Expertos en seguridad informática han descubierto un virus muy sofisticado en su diseño y ejecución oculto en los ordenadores afectados durante al menos cinco años que han bautizado con el nombre de «Proyecto Sauron» y que creen fue desarrollado por un país...





Según un informe publicado por la firma de seguridad Symantec, con sede en Mountain View (California, EEUU) y el Laboratorio Kaspersky, de Moscú (Rusia), el virus lleva activo desde al menos el año 2011 y ha afectado al menos a 30 objetivos. Se desconocen por ahora más casos de infección, pero bien podrían ser centenares o incluso miles.
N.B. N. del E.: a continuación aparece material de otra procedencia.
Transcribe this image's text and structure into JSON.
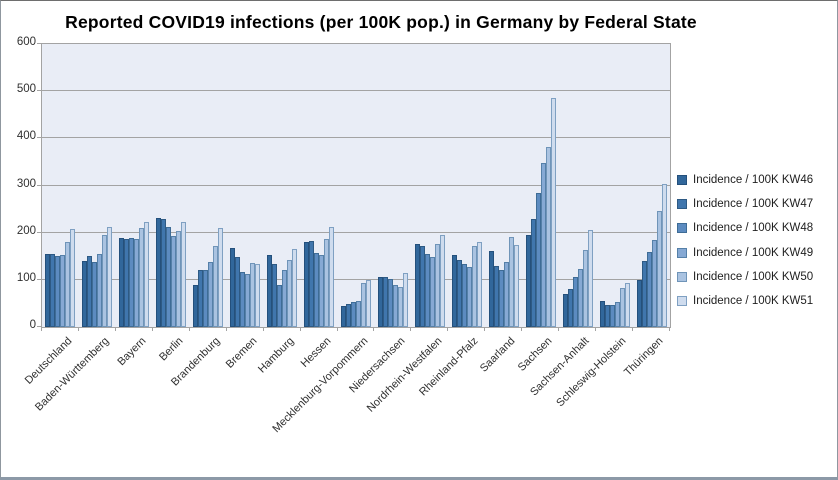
{
  "chart_data": {
    "type": "bar",
    "title": "Reported COVID19 infections (per 100K pop.) in Germany by Federal State",
    "categories": [
      "Deutschland",
      "Baden-Württemberg",
      "Bayern",
      "Berlin",
      "Brandenburg",
      "Bremen",
      "Hamburg",
      "Hessen",
      "Mecklenburg-Vorpommern",
      "Niedersachsen",
      "Nordrhein-Westfalen",
      "Rheinland-Pfalz",
      "Saarland",
      "Sachsen",
      "Sachsen-Anhalt",
      "Schleswig-Holstein",
      "Thüringen"
    ],
    "series": [
      {
        "name": "Incidence / 100K KW46",
        "color": "#31679B",
        "border": "#24507C",
        "values": [
          155,
          140,
          189,
          232,
          90,
          167,
          153,
          180,
          44,
          106,
          176,
          153,
          161,
          196,
          71,
          55,
          100
        ]
      },
      {
        "name": "Incidence / 100K KW47",
        "color": "#4076AD",
        "border": "#2E5A84",
        "values": [
          154,
          151,
          187,
          230,
          121,
          148,
          134,
          182,
          49,
          105,
          171,
          142,
          129,
          228,
          81,
          47,
          139
        ]
      },
      {
        "name": "Incidence / 100K KW48",
        "color": "#5C8BC0",
        "border": "#3E6C96",
        "values": [
          150,
          138,
          188,
          213,
          121,
          117,
          89,
          157,
          52,
          102,
          154,
          134,
          121,
          284,
          105,
          47,
          159
        ]
      },
      {
        "name": "Incidence / 100K KW49",
        "color": "#86A9D4",
        "border": "#5580A8",
        "values": [
          153,
          155,
          186,
          192,
          138,
          112,
          121,
          153,
          55,
          89,
          148,
          128,
          137,
          348,
          124,
          53,
          185
        ]
      },
      {
        "name": "Incidence / 100K KW50",
        "color": "#AAC3E1",
        "border": "#6F94B8",
        "values": [
          180,
          194,
          210,
          204,
          171,
          136,
          143,
          187,
          93,
          85,
          175,
          172,
          190,
          381,
          163,
          83,
          245
        ]
      },
      {
        "name": "Incidence / 100K KW51",
        "color": "#CFDCEE",
        "border": "#7FA0C2",
        "values": [
          208,
          213,
          223,
          223,
          209,
          133,
          165,
          211,
          99,
          115,
          195,
          181,
          174,
          486,
          206,
          94,
          303
        ]
      }
    ],
    "ylim": [
      0,
      600
    ],
    "yticks": [
      0,
      100,
      200,
      300,
      400,
      500,
      600
    ],
    "grid": true,
    "legend_position": "right",
    "style": {
      "plot_bg": "#E9EDF6",
      "gridline": "#A3A3A3",
      "axis_text": "#303030",
      "title_color": "#000000",
      "frame_border": "#8C99A7"
    }
  }
}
Entre las víctimas del ataque cibernético figuran agencias gubernamentales, centros de investigación científica, organizaciones militares e instituciones financieras en Rusia, Irán, Ruanda, China, Suecia y Bélgica, incluso en una aerolínea china.

Project Sauron


«El grupo usa un virus avanzado conocido como Remsec para realizar sus ataques», afirmó Symantec, que destacó que el citado virus suele usarse fundamentalmente con fines de espionaje.
Al malware que fue descubierto por dos expertos en seguridad informática, Kaspersky y Symantec, se le nombra como 'Sauron' , en referencia a un personaje del Señor de los Anillos como referencias a la obra de Tolkien que se encontraron en el código de software. Durante cinco años estuvo funcionando sin que ninguna institución mundial se diera cuenta de ello.

El virus bautizado Project Sauron por sus creadores consiste en un complejo y elusivo programa capaz de “disfrazarse” como software ordinario y pasar desapercibido. El alcance de sus operaciones y lo pulcro de su funcionamiento hace suponer que, contrario a muchos otros casos de ciberataques, se trata de la creación de una organización a gran escala o incluso un país. El programa es capaz de modificar su comportamiento, evitando crear patrones que revelen su existencia a los encargados de la seguridad. Esto, aseguran los representantes de Symantec, es lo que ha hecho tan difícil su detección.

El software, aseguran los expertos, es una creación bastante particular que no responde a ninguno de los métodos conocidos y denota un gran trabajo en su elaboración. Incluso conociéndolo es difícil detectarlo, lo que explica que en los tiempos en los que era desconocido  pasara prácticamente desapercibido. Lo que es más importante, el programa tenía la capacidad de infectar computadores no conectados mediante dispositivos USB que se conectasen al mismo, instalando un programa oculto y colectando información para posteriormente enviarla. Así mismo, tenía la capacidad de tomar control de algunos programas y dispositivos, convirtiéndolo en una herramienta verdaderamente letal en caso de un conflicto.



¿Quién está detrás del proyecto?


Por el momento, la investigación ha revelado que las direcciones IP a las que se enviaba la información son mayoritariamente de los Estados Unidos y Europa Occidental, lo que automáticamente genera sospechas. Sin embargo, no olvidemos que la dirección IP también puede ser modificada.

El hecho de que las víctimas hayan sido Irán y Rusia (principalmente) aumenta las sospechas sobre los Estados Unidos, enemigo reconocido de ambos gobiernos. No sobra olvidar que los Estados Unidos ya han atacado a Irán cibernéticamente como lo vimos en el caso Stuxnet.

Sin embargo, resulta imposible probar que fue el gobierno – y no algún tipo de entidad privada con mucho presupuesto – el que realizó dicho ataque. Y por ahora, parece que no sabremos mucho más.
Pero lo cierto es que los hackers están volviéndose más y más precisos. Este ataque fue premeditado, se realizó con mucho cuidado y durante cinco años recopiló todo tipo de información prioritaria sobre la política de varios países. El asunto no debe pasar desapercibido: la guerra cibernética ya está aquí.
Y teniendo en cuenta que el virus permitía, además, controlar remotamente los dispositivos, quizás el nombre Sauron no esté del todo mal. A fin de cuentas, es algo como esto lo que algún día podría permitir gobernarnos a todos.